En 2015 mon frère et ami Benjamin Dupont, l’humain qui se cache derrière Bryan’s Magic Tears, a emménagé dans ma colocation / arche de Noé du 35 rue Clignancourt, dans le 18e, et c’est lui qui a tout débloqué en me montrant comment m’enregistrer tout seul ; et un matin de septembre, allongé sur le dos, j’ai vu la lumière.

C’est vraiment un monde nouveau qui s’est ouvert à moi, je me suis mis à enregistrer à un rythme assez intensif, en me laissant simplement porter par ce que j’avais dans la tête et dans les doigts depuis des années ; j’ai accumulé beaucoup de matériel dont une grande partie de bouts de morceaux inachevés, et j’ai essayé – j’essaie encore – de comprendre moi- même où je voulais en venir et d’apprendre à systématiser et à canaliser mes obsessions pour en faire quelque chose de personnel.

Le fait d’enregistrer beaucoup, sans contrainte de format ni de groupe ni d’attentes quelconques, en me laissant totalement porter par ce qui sortait sur l’instant, ça m’a permis de me donner un certain aperçu de moi-même ; je ne fais pas partie des gens qui composent de la musique en ayant une idée de là où ils veulent aller, mais à force de répéter l’exercice, un truc cohérent finit par se dessiner. Je dirais que ça oscille, pour la musique, entre krautrock synthétique, dancehall lo-fi, Manchester sound enregistré avec des jouets, rock à la Velvet et Memphis rap pour enfant ; et entre Les Négresses Vertes et Julien Gracq pour les textes. J’écris toujours la base de mes textes sans musique, et j’y accorde beaucoup d’importance ; le français est devenu évident parce que j’ai envie de dire quelque chose de vrai et que j’en serai incapable autrement – même si le texte de « The Fur » est en anglais, mais c’était pour séduire une fille (ça n’a pas marché), et ça ne se reproduira plus. C’est mon amie Paula, de J.C. Satan et Succhiamo, qui chante sur « Mariposa » et « Venera 16 », parce que je n’avais aucune idée de quoi faire là-dessus ; je lui ai envoyé les morceaux et elle a chanté dans son téléphone, c’était génial alors on l’a enregistré.
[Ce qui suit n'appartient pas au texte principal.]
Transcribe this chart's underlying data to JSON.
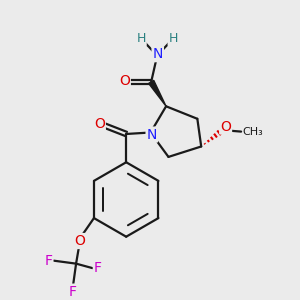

Ce premier album, c’est un espèce de best-of des années 2015 à 2018, les chansons qui tenaient le mieux debout, celles sur lesquelles j’avais du texte, les brouillons les mieux achevés, en gros. Je dois son existence à mes amis du micro- label Megattera qui, à force d’entendre mes chansons chez moi la nuit, ont décidé les premiers de les sortir confidentiellement en cassette ; sans eux, elles seraient encore dans mon disque dur. Sous le charme, Born Bad Records confie alors à Olivier Demeaux de Cheveu/ Heimat la mission de mixer les « meilleurs » morceaux pour leur donner le lustre qu’ils méritent et faire de ces quelques titres foutraques et éparses un album à part entière. Adam Karakos, du Villejuif Underground, Guillaume Rottier, de Rendez-Vous, Nikolaj Boursniev, de Quetzal Snakes, et Milia Colombani, qui joue dans la moitié des groupes de Paris.